The current regulatory approach, with respect to food and nutrition, tends to categorize individuals as consumers or patients and yet these states often occur simultaneously and must be managed by the individual and his or her healthcare provider on an ongoing basis as a part of the daily routine. In addition, research in medicine and health is increasingly moving toward options that personalize healthcare and have the potential to engage individuals more directly in monitoring and managing their health and medical conditions. For example, one perspective noted the multiple personal variables, such as age, sex, microbiome, physical activity, lifestyle that will impact the ability of diets to maintain normal postprandial blood glucose response.1 Techniques in areas such as genomics, metabolomics, diagnostics can personalize awareness of health and disease status and provide the ability to better manage status. A recent report from the National Academies of Sciences, Engineering, and Medicine (NASEM) indicated that the Dietary Guidelines for Americans (DGA) should address the food and nutrition needs of those in the general population who can benefit from improving their diet, and thus would include those with chronic disease or at risk for such disorders.2 NASEM also has published a report outlining principles for establishing Dietary Reference Intakes (DRIs) for Chronic Diseases.3 This report highlights that DRIs for chronic disease differ from DRIs for nutrient adequacy, that chronic disease DRIs can apply to nutrients and other food substances, and that a process is needed to integrate these principles into the DRI framework. The Academy of Nutrition and Dietetics (AND) have developed a Nutrition Care Process (NCP) that provides a systematic approach to quality nutrition care. NCP relies on an interactive model of nutrition assessment, diagnosis, intervention, and monitoring/evaluation to assess the needs of a patient or client and make decisions that are evidence-based. Progress with NCP has illustrated that food and nutrition has an important role in managing certain diseases.

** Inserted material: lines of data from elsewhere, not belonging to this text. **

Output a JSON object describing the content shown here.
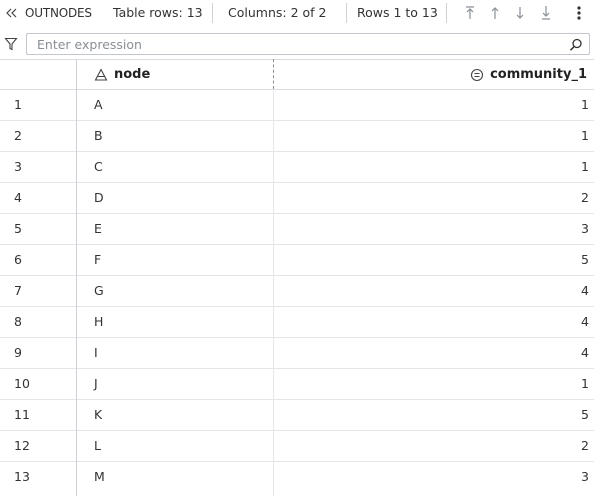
{
  "toolbar": {
    "dataset_name": "OUTNODES",
    "table_rows": "Table rows: 13",
    "columns": "Columns: 2 of 2",
    "rows_range": "Rows 1 to 13"
  },
  "filter": {
    "placeholder": "Enter expression",
    "value": ""
  },
  "columns": [
    {
      "label": "node",
      "icon": "character-type-icon"
    },
    {
      "label": "community_1",
      "icon": "numeric-type-icon"
    }
  ],
  "rows": [
    {
      "n": "1",
      "node": "A",
      "community": "1"
    },
    {
      "n": "2",
      "node": "B",
      "community": "1"
    },
    {
      "n": "3",
      "node": "C",
      "community": "1"
    },
    {
      "n": "4",
      "node": "D",
      "community": "2"
    },
    {
      "n": "5",
      "node": "E",
      "community": "3"
    },
    {
      "n": "6",
      "node": "F",
      "community": "5"
    },
    {
      "n": "7",
      "node": "G",
      "community": "4"
    },
    {
      "n": "8",
      "node": "H",
      "community": "4"
    },
    {
      "n": "9",
      "node": "I",
      "community": "4"
    },
    {
      "n": "10",
      "node": "J",
      "community": "1"
    },
    {
      "n": "11",
      "node": "K",
      "community": "5"
    },
    {
      "n": "12",
      "node": "L",
      "community": "2"
    },
    {
      "n": "13",
      "node": "M",
      "community": "3"
    }
  ]
}
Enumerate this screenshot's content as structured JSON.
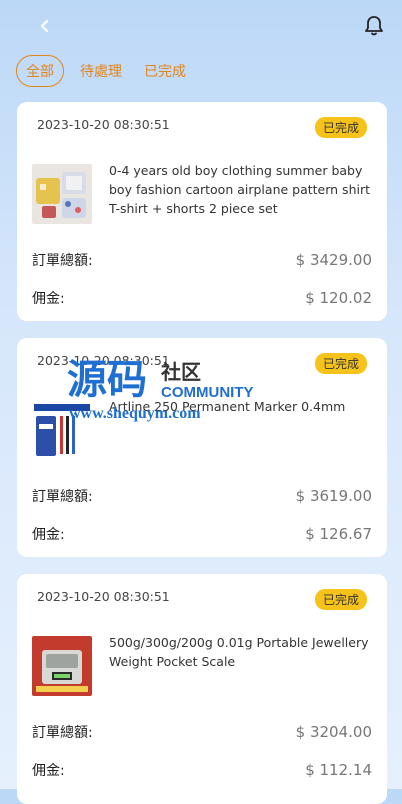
{
  "tabs": [
    {
      "label": "全部",
      "active": true
    },
    {
      "label": "待處理",
      "active": false
    },
    {
      "label": "已完成",
      "active": false
    }
  ],
  "colors": {
    "accent": "#e3841a",
    "badge": "#f6c31b",
    "watermark_blue": "#1e6fd1"
  },
  "orders": [
    {
      "date": "2023-10-20 08:30:51",
      "status": "已完成",
      "product": "0-4 years old boy clothing summer baby boy fashion cartoon airplane pattern shirt T-shirt + shorts 2 piece set",
      "total_label": "訂單總額:",
      "total": "$ 3429.00",
      "commission_label": "佣金:",
      "commission": "$ 120.02"
    },
    {
      "date": "2023-10-20 08:30:51",
      "status": "已完成",
      "product": "Artline 250 Permanent Marker 0.4mm",
      "total_label": "訂單總額:",
      "total": "$ 3619.00",
      "commission_label": "佣金:",
      "commission": "$ 126.67"
    },
    {
      "date": "2023-10-20 08:30:51",
      "status": "已完成",
      "product": "500g/300g/200g 0.01g Portable Jewellery Weight Pocket Scale",
      "total_label": "訂單總額:",
      "total": "$ 3204.00",
      "commission_label": "佣金:",
      "commission": "$ 112.14"
    }
  ],
  "watermark": {
    "big": "源码",
    "small": "社区",
    "latin": "COMMUNITY",
    "url": "www.shequym.com"
  },
  "icons": [
    "back-arrow-icon",
    "bell-icon"
  ]
}
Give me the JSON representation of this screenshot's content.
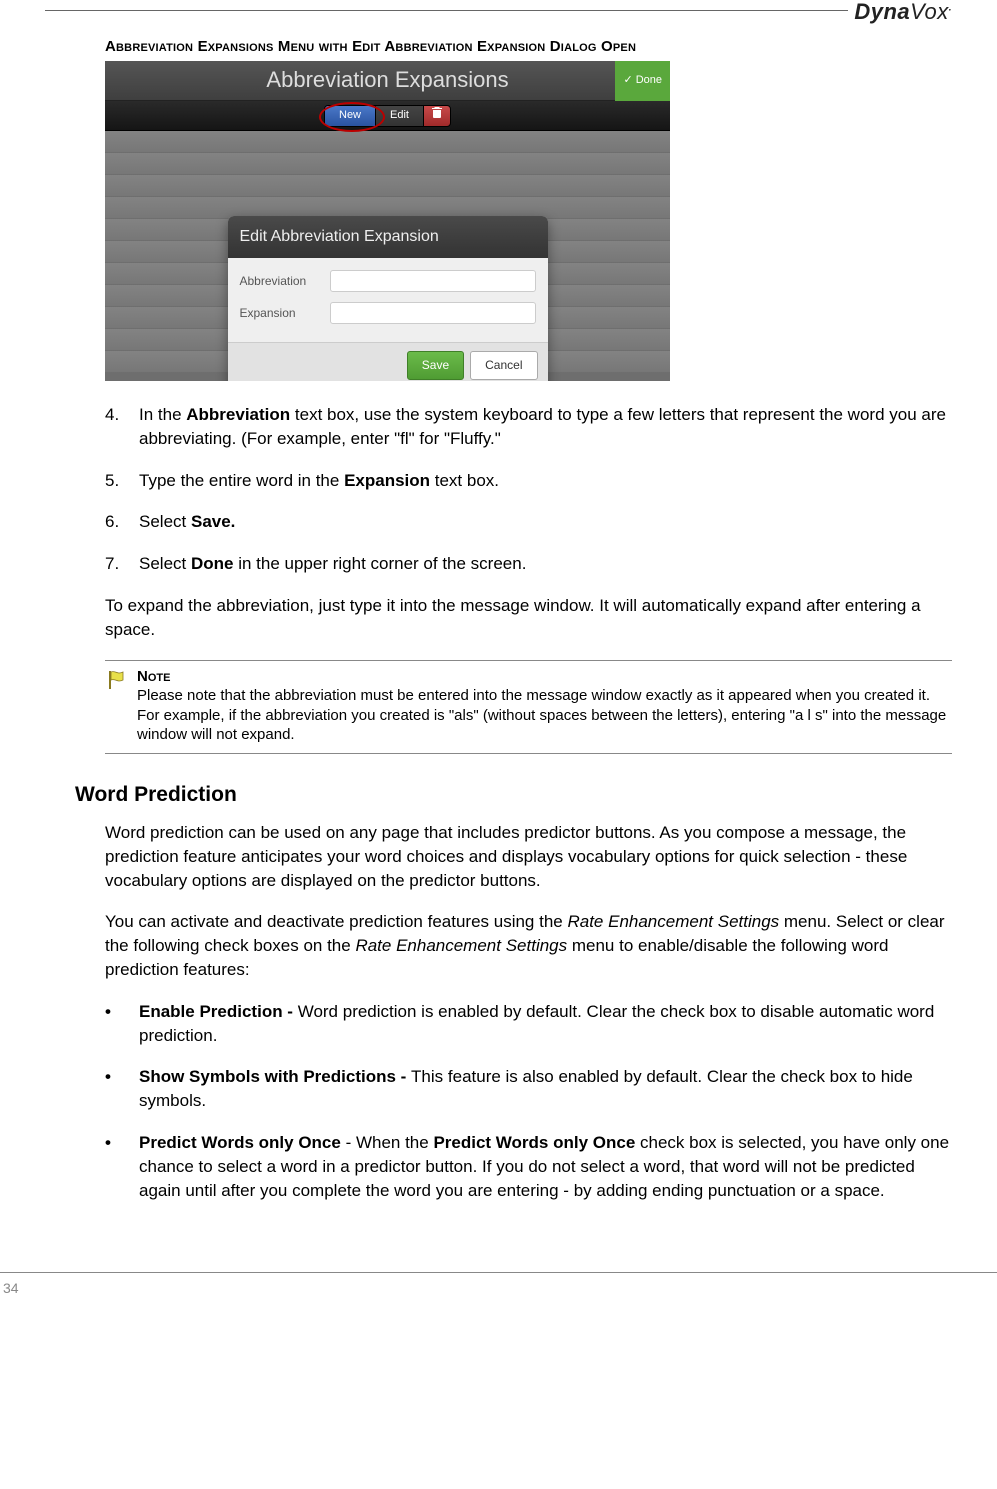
{
  "brand": "DynaVox",
  "figure_caption": "Abbreviation Expansions Menu with Edit Abbreviation Expansion Dialog Open",
  "screenshot": {
    "header_title": "Abbreviation Expansions",
    "done_label": "Done",
    "toolbar": {
      "new": "New",
      "edit": "Edit"
    },
    "modal": {
      "title": "Edit Abbreviation Expansion",
      "abbrev_label": "Abbreviation",
      "expansion_label": "Expansion",
      "save": "Save",
      "cancel": "Cancel"
    }
  },
  "steps": [
    {
      "n": "4.",
      "pre": "In the ",
      "bold1": "Abbreviation",
      "post": " text box, use the system keyboard to type a few letters that represent the word you are abbreviating. (For example, enter \"fl\" for \"Fluffy.\""
    },
    {
      "n": "5.",
      "pre": "Type the entire word in the ",
      "bold1": "Expansion",
      "post": " text box."
    },
    {
      "n": "6.",
      "pre": "Select ",
      "bold1": "Save.",
      "post": ""
    },
    {
      "n": "7.",
      "pre": "Select ",
      "bold1": "Done",
      "post": " in the upper right corner of the screen."
    }
  ],
  "expand_para": "To expand the abbreviation, just type it into the message window. It will automatically expand after entering a space.",
  "note": {
    "label": "Note",
    "text": "Please note that the abbreviation must be entered into the message window exactly as it appeared when you created it. For example, if the abbreviation you created is \"als\" (without spaces between the letters), entering \"a l s\" into the message window will not expand."
  },
  "section_heading": "Word Prediction",
  "wp_para1": "Word prediction can be used on any page that includes predictor buttons. As you compose a message, the prediction feature anticipates your word choices and displays vocabulary options for quick selection - these vocabulary options are displayed on the predictor buttons.",
  "wp_para2_a": "You can activate and deactivate prediction features using the ",
  "wp_para2_i1": "Rate Enhancement Settings",
  "wp_para2_b": " menu. Select or clear the following check boxes on the ",
  "wp_para2_i2": "Rate Enhancement Settings",
  "wp_para2_c": " menu to enable/disable the following word prediction features:",
  "bullets": [
    {
      "bold": "Enable Prediction - ",
      "text": "Word prediction is enabled by default. Clear the check box to disable automatic word prediction."
    },
    {
      "bold": "Show Symbols with Predictions - ",
      "text": "This feature is also enabled by default. Clear the check box to hide symbols."
    }
  ],
  "bullet3": {
    "b1": "Predict Words only Once",
    "mid": " - When the ",
    "b2": "Predict Words only Once",
    "rest": " check box is selected, you have only one chance to select a word in a predictor button. If you do not select a word, that word will not be predicted again until after you complete the word you are entering - by adding ending punctuation or a space."
  },
  "page_number": "34"
}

Managing disease states and medical conditions has been recognized as the purpose of Medical Foods (MF) and Foods for Special Dietary Uses (FSDU), in the Federal Food, Drug, and Cosmetic Act as well as regulations promulgated in the Code of Federal Regulations. However, clarifying when managing a disease or medical conditions causes a product to be considered a MF, FSDU, drug, or biologic can be challenging to discern in the current regulatory environment. The lack of clarity raises the question of whether the current regulatory framework is sufficient for this emerging area in healthcare. I do not have answers to this challenge, but view the discussion and recognition of the issues as critically important to understand to recognize the value of nutrition in managing disease and health-related conditions.4
Conventional foods and dietary supplements have had a framework for conveying nutrition information based on two landmark amendments to the Federal Food, Drug, and Cosmetic Act, the Nutrition Labeling and Education Act of 1990 (NLEA) and the Dietary Supplement Health and Education Act of 1994 (DSHEA). A fundamental principle of the framework created by NLEA and DSHEA is that nutrient requirements for adequate nutrient intake can be established for the general population and that scientific evidence can be evaluated to determine when food or food components can reduce the risk of chronic diseases that are prevalent in the general population. In addition, the most recent DGA are based on the evaluation of scientific evidence on dietary patterns associated with meeting nutrient requirements and reducing risk of chronic disease for the general population.5 One of the dietary patterns included in the DGA, is the Dietary Approaches to Stop Hypertension (DASH), which is a dietary approach specifically designed to manage a medical condition, hypertension. Because nutrition labeling for conventional foods and dietary supplements focuses on meeting nutritional needs of the general population, MFs, which are for individuals with distinctive nutrient requirements, are excluded from the nutrition labeling requirements under NLEA. The category of FSDU was revised to exclude products based on nutrient content claims (e.g., low sodium) or health claims (e.g., sugar alcohols and dental caries), but still exists for individuals with normal nutrient requirements, but with special needs for utilizing the foods (e.g., difficulty swallowing). These categories within foods (i.e., MF, FSDU, conventional foods plus dietary supplements) characterize a spectrum of products that can be used to meet nutritional needs based on metabolic, physiologic and nutritional status of individuals.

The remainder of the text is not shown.